バンクーバー島のコモックスから25km北のミラクルビーチに住むエドは、夜8時近く懐中電灯で辺りを照らしながら車の方に歩いていたとき、うなり声を聞いた。彼はりんごの木の下に立ち止まり、ラクーンかと思って地面を照らした。

上を見ればよかった。りんごの木の彼のすぐ上のところに、一匹のブラックベアが座っていたのだ。熊はエドを平手打ちにしさらに頭をぶつけてきたので、彼は3メートルも吹っ飛ばされた。エドはまた懐中電灯で木を照らしてその熊を見たあと、いそいで家に帰った。

彼の妻はエドの顔が血だらけなので、あわてて病院に連れて行った。エドは頭の傷を縫ってもらって帰宅した。彼の家はブラック・クリークから500メートル離れているが、このクリークには熊がたくさん集まってきて鮭をとっている。

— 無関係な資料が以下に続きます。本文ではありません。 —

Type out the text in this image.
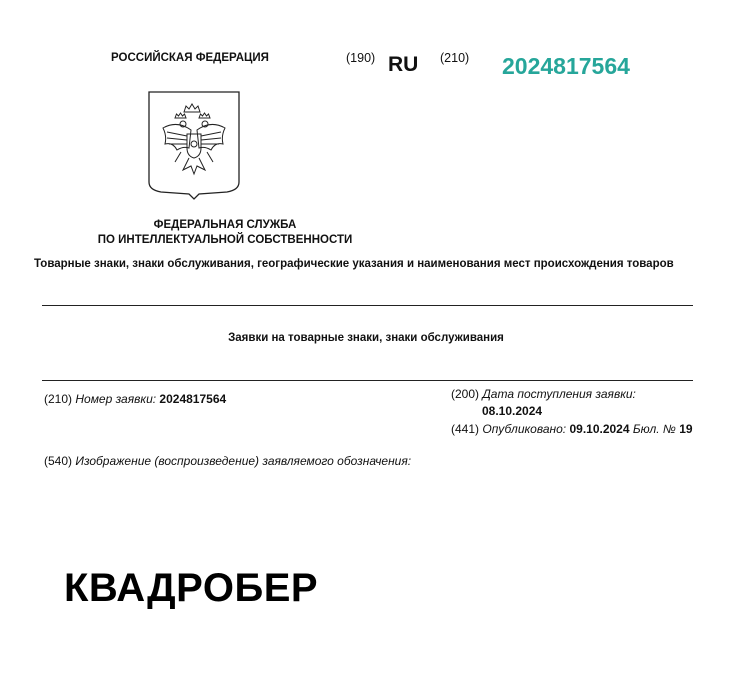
РОССИЙСКАЯ ФЕДЕРАЦИЯ	(190) RU (210) 2024817564
ФЕДЕРАЛЬНАЯ СЛУЖБА
ПО ИНТЕЛЛЕКТУАЛЬНОЙ СОБСТВЕННОСТИ
Товарные знаки, знаки обслуживания, географические указания и наименования мест происхождения товаров
Заявки на товарные знаки, знаки обслуживания
(210) Номер заявки: 2024817564	(200) Дата поступления заявки:
08.10.2024
(441) Опубликовано: 09.10.2024 Бюл. № 19
(540) Изображение (воспроизведение) заявляемого обозначения:
КВАДРОБЕР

エドはリンゴの木から実をとったが、はしごにのぼっても届かないところの実は残してあった。風が吹いてリンゴが落ちたら鹿が喜ぶだろうと思ったからだった。

エドは、「私が思うに、鹿が好きなものは熊も好きなんだね。これで、どんな果物も木に残しておいてはいけないことがわかった。この熊は特に私を襲おうと思ったわけではなく、ぼくの木からどいてくれよ、と言いたかったのだ。だから私は野生動物保護関係者を呼びもしなかったよ」と語った。